There was little left internally but the wiring and insulation suggests a date before WW2.
The meter now indicates the amount of USB traffic.
It does look rather fine and always impresses when I carry it into an office.
I hope this Instructable inspires you to create your own drive case. It also shows how to make a USB meter.
You'll need the usual handtools and a soldering iron; plus a few electronic components to make the USB meter.
Length 177mm; Width 112mm; Height 163mm.
Step 1: The Box
The box had once contained accumulators to power the tester and had a socket on each side, presumably for the device being tested.
The handle on top came from a violin case I found sticking out of a dustbin.
The hooks at the bottom open the compartment for the accumulator. The compartment is a useful place to store the USB cable.
Step 2: The Meter
There is a War Department arrow on the meter but that's probably just where the meter came from. The rest of the box looks like it's non-military. It's been professionally manufactured: the woodwork is clearly not hand-made.
On the right, you can just see the stripboard with the circuit for the USB meter.
The meter shows the amount of USB traffic. It's surprising how little time the USB is active even when you're copying large files.
Step 3: The Disk Drive
The disk drive is a 1Tb Buffalo Ministation. It's a nice small drive at 114mm x 77mm x 14mm and is powered via the USB cable.
You would think there would be a lot of room but the drive only just fits.
It is padded with soft foam (not shown) so it doesn't rattle around.
The disk drive has a mini USB socket but I converted that to a USB-B connector so I could use a standard USB A-to-B cable. A short cable connects a mini USB plug to a USB-B socket.
Step 4: The Electronics
The meter reacts to the rate of data transfer along a USB cable. The circuit certainly works with a disk drive plugged into a USB 1.0 or 2.0 socket. I haven't tried it with, say, a memory stick.
The first schematic (above) shows the circuit I built. The LM392 contains a comparator and an op-amp. The comparator looks for when the USB D+ line exceeds the D- line. The op-amp drives the meter. R1 is a pullup for the output of the comparator (which is open-drain).
The meter is connected to PL1,PL2. The old meter in the current design had a FSD of maybe 10mA. A resistor may be needed in-line with a different meter.
I'm not sure why R4 is needed. When the USB is inactive, both D- and D+ seem to go to 0V - maybe they're tristate - and the comparator starts to oscillate. The 100k pullup is just enough to stop the oscillation.

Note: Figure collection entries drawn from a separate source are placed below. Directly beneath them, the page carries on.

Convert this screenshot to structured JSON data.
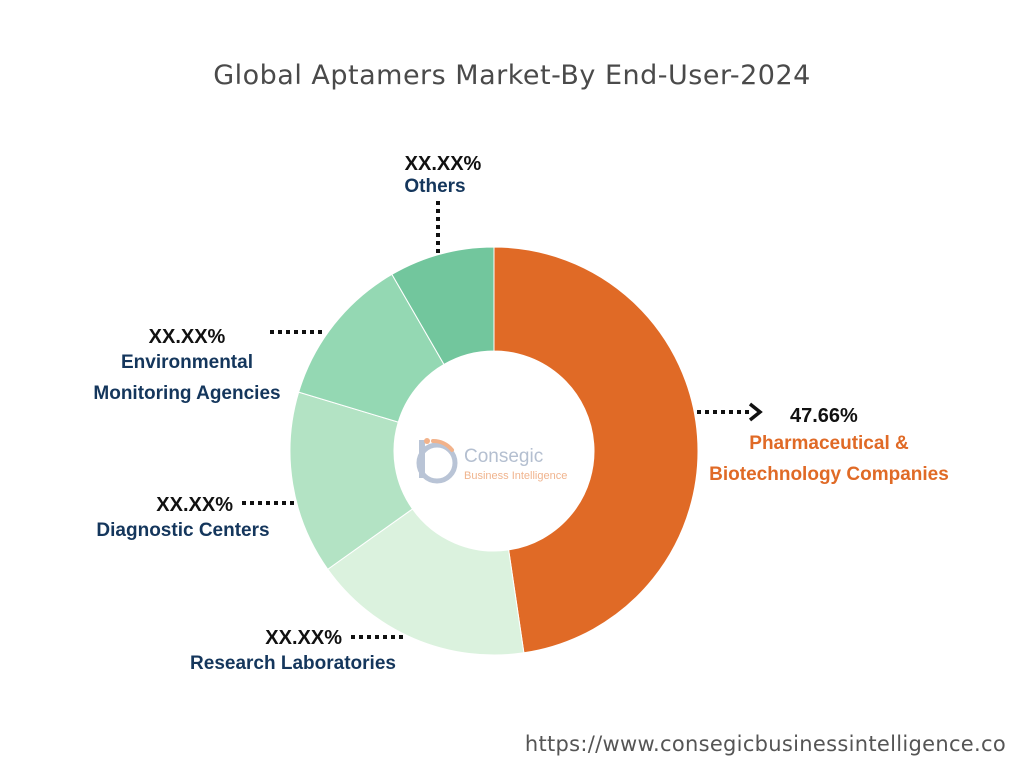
{
  "colors": {
    "pharma": "#e06a26",
    "research": "#dbf2de",
    "diagnostic": "#b3e3c4",
    "environmental": "#94d8b3",
    "others": "#72c69d",
    "label_dark": "#14365c",
    "label_orange": "#e06a26"
  },
  "chart_data": {
    "type": "pie",
    "title": "Global Aptamers Market-By End-User-2024",
    "slices": [
      {
        "label_lines": [
          "Pharmaceutical &",
          "Biotechnology Companies"
        ],
        "value_label": "47.66%",
        "value": 47.66
      },
      {
        "label_lines": [
          "Research Laboratories"
        ],
        "value_label": "XX.XX%",
        "value": 17.5
      },
      {
        "label_lines": [
          "Diagnostic Centers"
        ],
        "value_label": "XX.XX%",
        "value": 14.5
      },
      {
        "label_lines": [
          "Environmental",
          "Monitoring Agencies"
        ],
        "value_label": "XX.XX%",
        "value": 12.0
      },
      {
        "label_lines": [
          "Others"
        ],
        "value_label": "XX.XX%",
        "value": 8.34
      }
    ]
  },
  "logo": {
    "name": "Consegic",
    "tagline": "Business Intelligence"
  },
  "source_url": "https://www.consegicbusinessintelligence.co"
}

I used stripboard for the LM392 pcb and tripad board to hold a USB B receptacle. The connectors act as a convertor from a USB mini plug to a USB B receptacle.
(Layout show from component side. In the prototype, R4 is on the back side.)
The standard USB wire colours are:
- 5V Red
- D- White
- D+ Green
- 0V Black
Of course, you don't need both an op-amp and a comparator. I suspect a better circuit would be like the second schematic (above). But the circuit I built works fine.
The circuit works with a USB 3 connection that's operating in USB 2.0 mode (i.e. a USB 2 device plugged into a USB 3 socket). I haven't tried it with a USB 3 device.
As the data transfer rate of USB 3 is faster, it may show a very small meter deflection. It's going to depend on the meter you're using.
If you need to stretch the USB pulses to get enough meter deflection, you could use the comparator of the LM392 to detect the USB data and use the op-amp as a monostable to stretch the pulses which drive the meter.